We have created a society without values that believes in nothing. Reviving the god of the Philistines – Baal, the flesh-eater – human dignity has been eaten away by the relentless drive to make money at any cost and to spend money at any cost; especially money you don’t have.

And,

We laugh at the primitive religious idea of human sacrifice – but whatever fancy words and theories you want to play with to describe this present spectacular collapse of global capitalism, it is human sacrifice on a scale undreamt of at the altars of idols.
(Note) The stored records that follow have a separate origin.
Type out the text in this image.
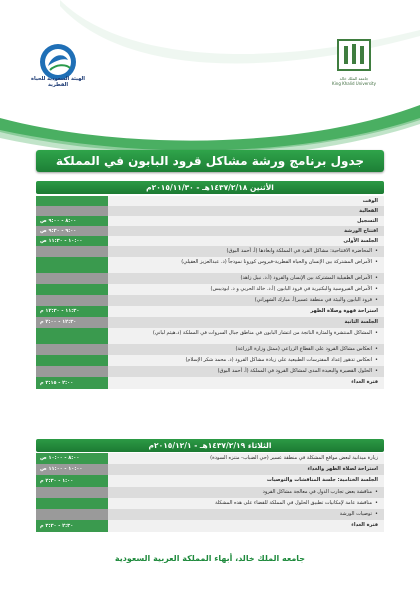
الهيئة السعودية للحياة الفطرية
جامعة الملك خالد
King Khalid University
جدول برنامج ورشة مشاكل قرود البابون في المملكة
الأثنين ١٤٣٧/٢/١٨هـ - ٢٠١٥/١١/٣٠م
الوقت
الفعالية
التسجيل
٨:٠٠ - ٩:٠٠ ص
افتتاح الورشة
٩:٠٠ - ٩:٣٠ ص
الجلسة الأولى
١٠:٠٠ - ١١:٣٠ ص
• المحاضرة الافتتاحية: مشاكل القرد في المملكة وابعادها (أ. أحمد البوق)
• الأمراض المشتركة بين الإنسان والحياة الفطرية-فيروس كورونا نموذجاً (د. عبدالعزيز العقيلي)
• الأمراض الطفيلية المشتركة بين الإنسان والقرود (أ.د. نبيل زاهد)
• الأمراض الفيروسية والبكتيرية في قرود البابون (أ.د. خالد الحربي و د. ابوديبس)
• قرود البابون والبيئة في منطقة عسير(أ. مبارك الشهراني)
استراحة قهوة وصلاة الظهر
١١:٣٠ - ١٢:٣٠ م
الجلسة الثانية
١٢:٣٠ - ٢:٠٠ م
• المشاكل المنتشرة والمثارة الناتجة من انتشار البابون في مناطق جبال السروات في المملكة (د.هيثم لباني)
• انعكاس مشاكل القرود على القطاع الزراعي (ممثل وزارة الزراعة)
• انعكاس تدهور إعداد المفترسات الطبيعية على زيادة مشاكل القرود (د. محمد شكر الإسلام)
• الحلول القصيرة والبعيدة المدى لمشاكل القرود في المملكة (أ. أحمد البوق)
فترة الغداء
٢:٠٠ - ٣:١٥ م
الثلاثاء ١٤٣٧/٢/١٩هـ - ٢٠١٥/١٢/١م
زيارة ميدانية لبعض مواقع المشكلة في منطقة عسير (حي الضباب- متنزه السودة)
٨:٠٠ - ١٠:٠٠ ص
استراحة لصلاة الظهر والغداء
١٠:٠٠ - ١١:٠٠ ص
الجلسة الختامية: جلسة المناقشات والتوصيات
١:٠٠ - ٢:٣٠ م
• مناقشة بعض تجارب الدول في معالجة مشاكل القرود
• مناقشة عامة لإمكانيات تطبيق الحلول في المملكة للقضاء على هذه المشكلة
• توصيات الورشة
فترة الغداء
٢:٣٠ - ٣:٣٠ م
جامعه الملك خالد، أبهاء المملكة العربية السعودية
These lurid claims have been addressed elsewhere, most notably by Norm, who observes:

Here is a woman enjoying every advantage vouchsafed by the rights and liberties of the country she lives in (the institutional expression, these, precisely of certain important moral values) lightmindedly opining that the society has no values.

Indeed. Ms Winterson is yet another well-heeled leftwing novelist and commentator – a member of the media elite – affecting to disdain the secular, capitalist society on which her livelihood and status depend. Regular readers will note how closely Winterson’s claims follow the rhetorical trajectory of that other Handmaiden of the Apocalypse, Madeleine Bunting, whose warnings of “hyper-frantic consumerism” entertained us so. I probably don’t need to point out how Winterson, like Bunting, is eerily sure that “we” share her anhedonic passion and tolerance of hyperbole. But I will, just in case. It’s important to remember how psychodrama works.